GRAMSCI – LIVE @ ASB WATERFRONT THEATRE, AUCKLAND
It was a night like no other. Literally, as Auckland was revelling in Post-Covid Level One status, it opened the gig scene wide open. Not even the impending preamble to this year’s General Election was going to dismiss the smile off those in attendance – it was a truly beautiful sight.
WORDS BY WAL REID – PHOTOS BY PETER SWEETMAN
Equally as beautiful was the bold media show synced together with the musical force majeure of Auckland band Gramsci. Under the gaze of mainstay founder Paul McLaney, Gramsci, his kind of personal sobriquet, weaved his sonic genius to the audience, “Thank you, you’re so polite.” And they were too.

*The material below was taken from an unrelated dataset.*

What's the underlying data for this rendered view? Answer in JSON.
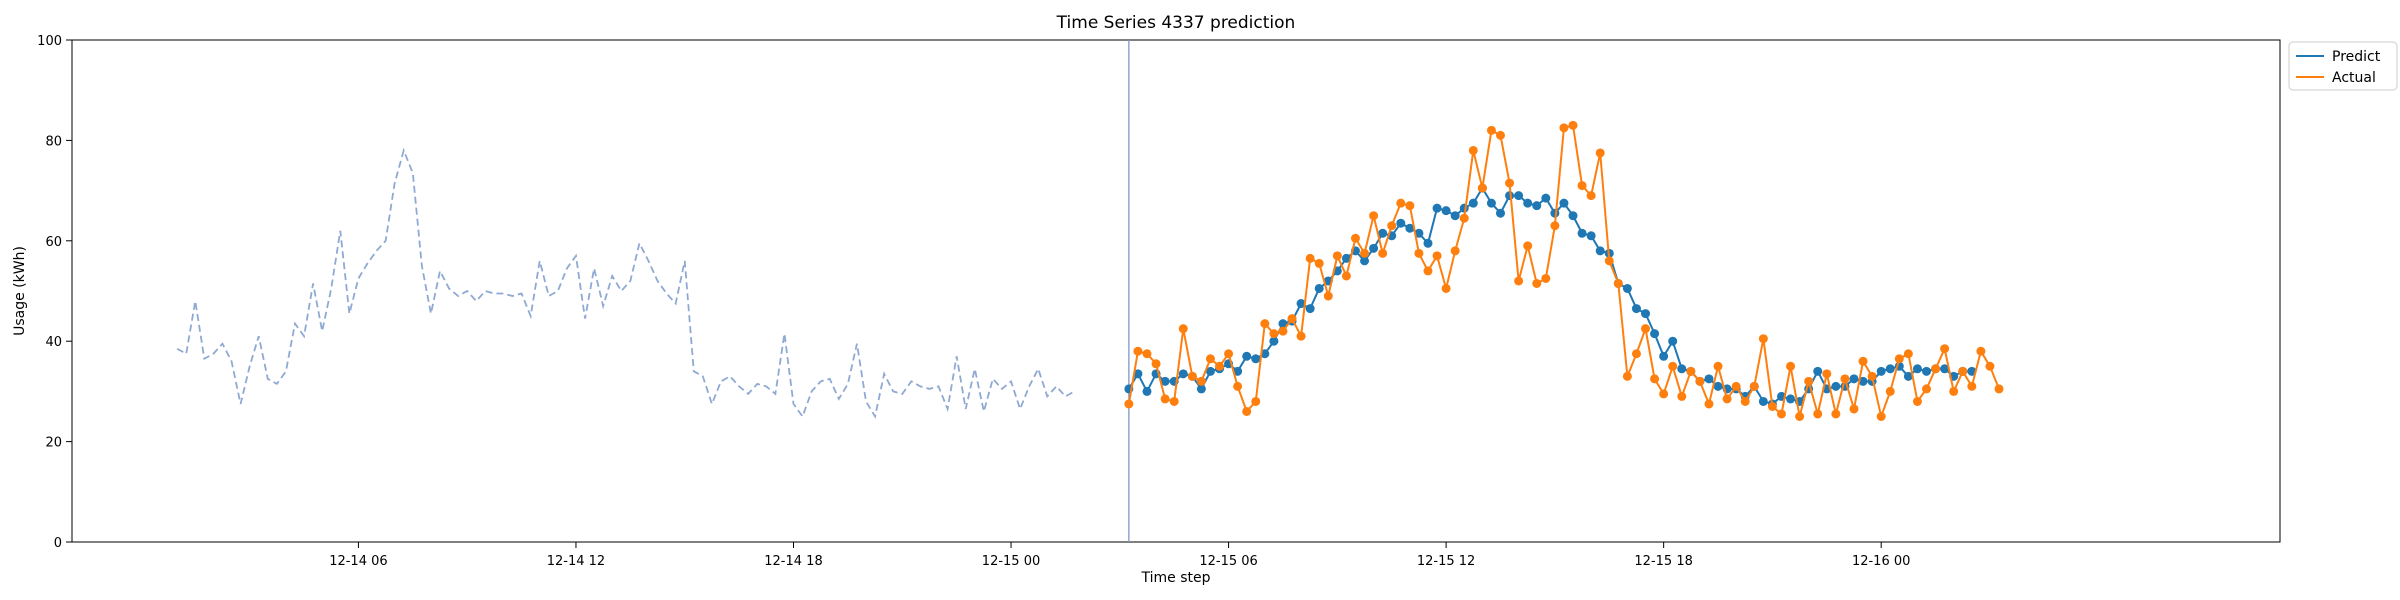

The exclamation of one punter shouting “Eruption”, a reference to Van Halen’s Eddie’s passing or the short intermittent bursts between songs from McLaney, had the crowd engaged from start to finish, as they meandered their way through their latest album Inheritance for its world premiere.
Armed with his formidable minstrels, stalwarts Jol Mulholland (guitar) and drummer Greg Havers, breathed to life the first songs penned in over fifteen years. Each track is given it’s personal AV slide show, the thin veil of gauze reflecting the video content thrown up and overlaying the band. This effective visual sleight of hand gave the show an extra dimension, enhancing the showgoer’s experience tenfold.
Alternative Pop tracks Atlas and the pop smooth of Ancient History were just two highlights of the night, where this ethereal visual and sonic assault worked very well. It’s a show quite unlike anything your sensory perceptions have experienced, whilst McLaney waxed lyrical about the privilege of “congregating” in these Covid times, it was a sombre reminder that not all was well with the world.
At times, I imagined Mark Hollis from the English Post Punk band Talk Talk as McLaney singing. The influence of the 80s reminiscent of the guitar riffing and pentatonic soloing, the ambient acoustic setting as McLaney dumbed the mood down, was powerful in simplicity. Here we heard the muse behind the music, captivating.